- Alternative names: The Welsh Cottage

General information
- Type: Two-thirds scale cottage
- Architectural style: Eclectic, neoclassical
- Location: Royal Lodge, Windsor Great Park, England
- Coordinates: 51°26′19″N 0°36′22″W﻿ / ﻿51.43865°N 0.60616°W
- Current tenants: British royal family
- Inaugurated: 16 March 1932
- Owner: Charles III
- Landlord: Crown Estate

Dimensions
- Diameter: 24 ft × 8 ft (7.3 m × 2.4 m)
- Other dimensions: 5 ft-high (1.5 m) rooms

Technical details
- Floor count: 2

Design and construction
- Architect: Edmund Charles Morgan Willmott

Website
- www.rct.uk/collection/themes/exhibitions/royal-childhood/buckingham-palace/video-the-welsh-cottage

= Y Bwthyn Bach =

Y Bwthyn Bach (Welsh language for "The Little Cottage") is a royal wendy house standing close to Royal Lodge within Windsor Great Park in England since 1932. It was gifted to Princess Elizabeth (later Queen Elizabeth II) by the people of Wales and is now owned by King Charles III.

==History==
The two-thirds scale thatched cottage was a gift to Princess Elizabeth, (later Queen Elizabeth II, though not a likely heir to the throne at the time) for her sixth birthday from the people of Wales. The cottage was assembled in Wales, then taken to the grounds of Royal Lodge in Windsor.
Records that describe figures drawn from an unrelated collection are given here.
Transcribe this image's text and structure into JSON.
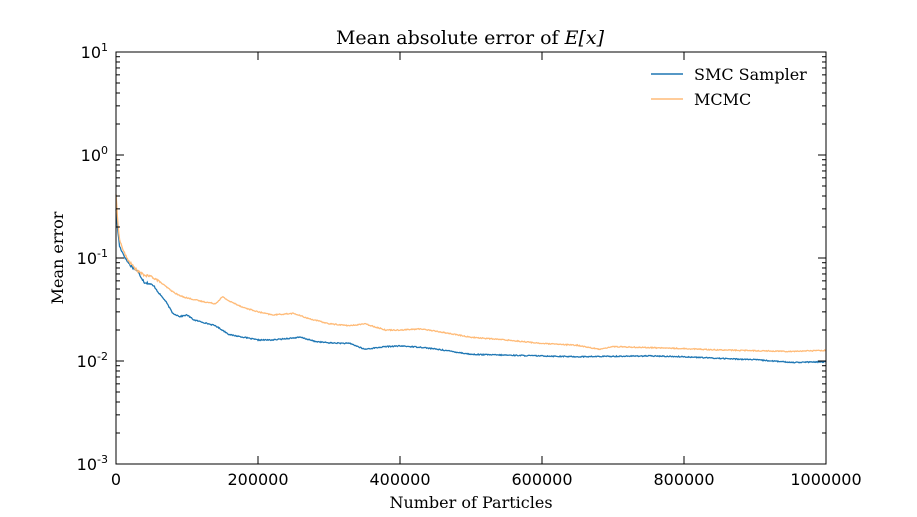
{
  "chart_data": {
    "type": "line",
    "title_prefix": "Mean absolute error of ",
    "title_math": "E[x]",
    "xlabel": "Number of Particles",
    "ylabel": "Mean error",
    "xlim": [
      0,
      1000000
    ],
    "ylim": [
      0.001,
      10
    ],
    "yscale": "log",
    "grid": false,
    "legend_position": "top-right",
    "x_ticks": [
      {
        "value": 0,
        "label": "0"
      },
      {
        "value": 200000,
        "label": "200000"
      },
      {
        "value": 400000,
        "label": "400000"
      },
      {
        "value": 600000,
        "label": "600000"
      },
      {
        "value": 800000,
        "label": "800000"
      },
      {
        "value": 1000000,
        "label": "1000000"
      }
    ],
    "y_ticks": [
      {
        "value": 0.001,
        "base": "10",
        "exp": "-3"
      },
      {
        "value": 0.01,
        "base": "10",
        "exp": "-2"
      },
      {
        "value": 0.1,
        "base": "10",
        "exp": "-1"
      },
      {
        "value": 1,
        "base": "10",
        "exp": "0"
      },
      {
        "value": 10,
        "base": "10",
        "exp": "1"
      }
    ],
    "series": [
      {
        "name": "SMC Sampler",
        "color": "#1f77b4",
        "x": [
          0,
          2000,
          5000,
          10000,
          15000,
          20000,
          30000,
          40000,
          45000,
          50000,
          55000,
          60000,
          70000,
          80000,
          90000,
          100000,
          110000,
          120000,
          140000,
          160000,
          180000,
          200000,
          220000,
          240000,
          260000,
          280000,
          300000,
          330000,
          350000,
          380000,
          400000,
          430000,
          460000,
          500000,
          550000,
          600000,
          650000,
          700000,
          750000,
          800000,
          850000,
          900000,
          950000,
          1000000
        ],
        "values": [
          0.3,
          0.2,
          0.13,
          0.11,
          0.095,
          0.085,
          0.075,
          0.058,
          0.057,
          0.055,
          0.052,
          0.046,
          0.038,
          0.029,
          0.027,
          0.028,
          0.025,
          0.024,
          0.022,
          0.018,
          0.017,
          0.016,
          0.016,
          0.0165,
          0.017,
          0.0155,
          0.015,
          0.0148,
          0.013,
          0.0138,
          0.014,
          0.0136,
          0.0128,
          0.0116,
          0.0114,
          0.0112,
          0.011,
          0.0111,
          0.0112,
          0.011,
          0.0106,
          0.0103,
          0.0097,
          0.0098
        ]
      },
      {
        "name": "MCMC",
        "color": "#ffbb78",
        "x": [
          0,
          2000,
          5000,
          10000,
          15000,
          20000,
          30000,
          40000,
          50000,
          60000,
          70000,
          80000,
          90000,
          100000,
          120000,
          140000,
          150000,
          160000,
          180000,
          200000,
          220000,
          250000,
          270000,
          300000,
          330000,
          350000,
          380000,
          400000,
          430000,
          460000,
          500000,
          550000,
          600000,
          650000,
          680000,
          700000,
          750000,
          800000,
          850000,
          900000,
          950000,
          1000000
        ],
        "values": [
          0.42,
          0.25,
          0.15,
          0.12,
          0.1,
          0.09,
          0.075,
          0.068,
          0.066,
          0.06,
          0.053,
          0.047,
          0.043,
          0.041,
          0.038,
          0.036,
          0.042,
          0.038,
          0.033,
          0.03,
          0.028,
          0.029,
          0.026,
          0.023,
          0.022,
          0.023,
          0.02,
          0.02,
          0.0205,
          0.019,
          0.017,
          0.016,
          0.0148,
          0.0142,
          0.013,
          0.0138,
          0.0135,
          0.0132,
          0.0128,
          0.0126,
          0.0124,
          0.0127
        ]
      }
    ]
  }
}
Designed by architect Edmund Willmott as a Welsh-cottage style playhouse, it is 24 ft long, 8 ft deep, with a ceiling height of 5 ft. Built from materials left over from the redevelopment of Llandough Hospital, it has four rooms: kitchen, living room, and upstairs a bedroom and a bathroom. Services include full running hot and cold water, electricity and a heated towel rail in the bathroom. The kitchen has a working fridge, gas cooker and a miniature blue and white porcelain dining and tea set. In the living room is a working miniature radio, a little oak dresser, a bookcase filled with Beatrix Potter's books, and a picture of Princess Elizabeth's mother, the Duchess of York hanging over the oak mantlepiece.
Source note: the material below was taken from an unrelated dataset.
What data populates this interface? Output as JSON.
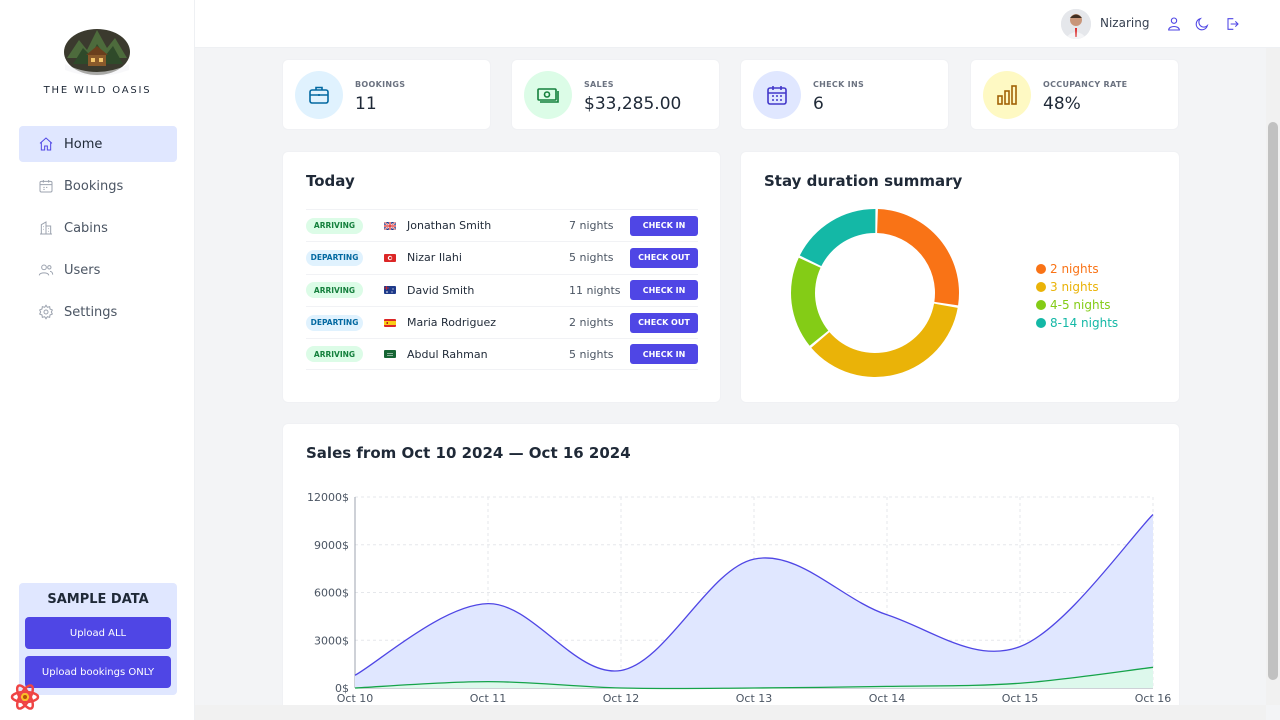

On 17 February 1932, an insurance policy for the house was taken out in the name of Princess Elizabeth of York. As the house was being transported from its construction site in the Welsh Valleys to Drill Hall, Cardiff, the tarpaulin covering it caught fire, damaging the cottage. Quickly repaired under the insurance policy, the house was presented to Elizabeth's parents Prince Albert, Duke of York and his wife on their visit to Greyfriars Hall, Cardiff, on 16 March 1932. The keys were presented to the royal couple by school girl Jean Blake, daughter of plumber and engineer William Blake, who helped to construct the cottage, on behalf of the Princess Elizabeth Model House Committee. Initially put on public display at the Daily Mail-sponsored Ideal Home Exhibition at the Olympia exhibition centre, London, it was then sent on a tour of the UK to raise funds for children's hospital charities. Fully repaired, it was sited on its final location close to Royal Lodge in Windsor Great Park; the princesses could to play in it from December 1933. Multiple generations have played in the playhouse as children, including Elizabeth and Margaret, Charles, Princess Beatrice and Princess Eugenie, and multiple "cousins and second cousins."

In 2012, as part of the Queen's Diamond Jubilee, the playhouse was restored under a plan initiated and managed by Princess Beatrice, paid for by her father Prince Andrew, Duke of York. Restored with a pale green and cream colour scheme, the works included new curtains and upholstery, the paintwork was refreshed, the roof was re-thatched and the cottage rewired.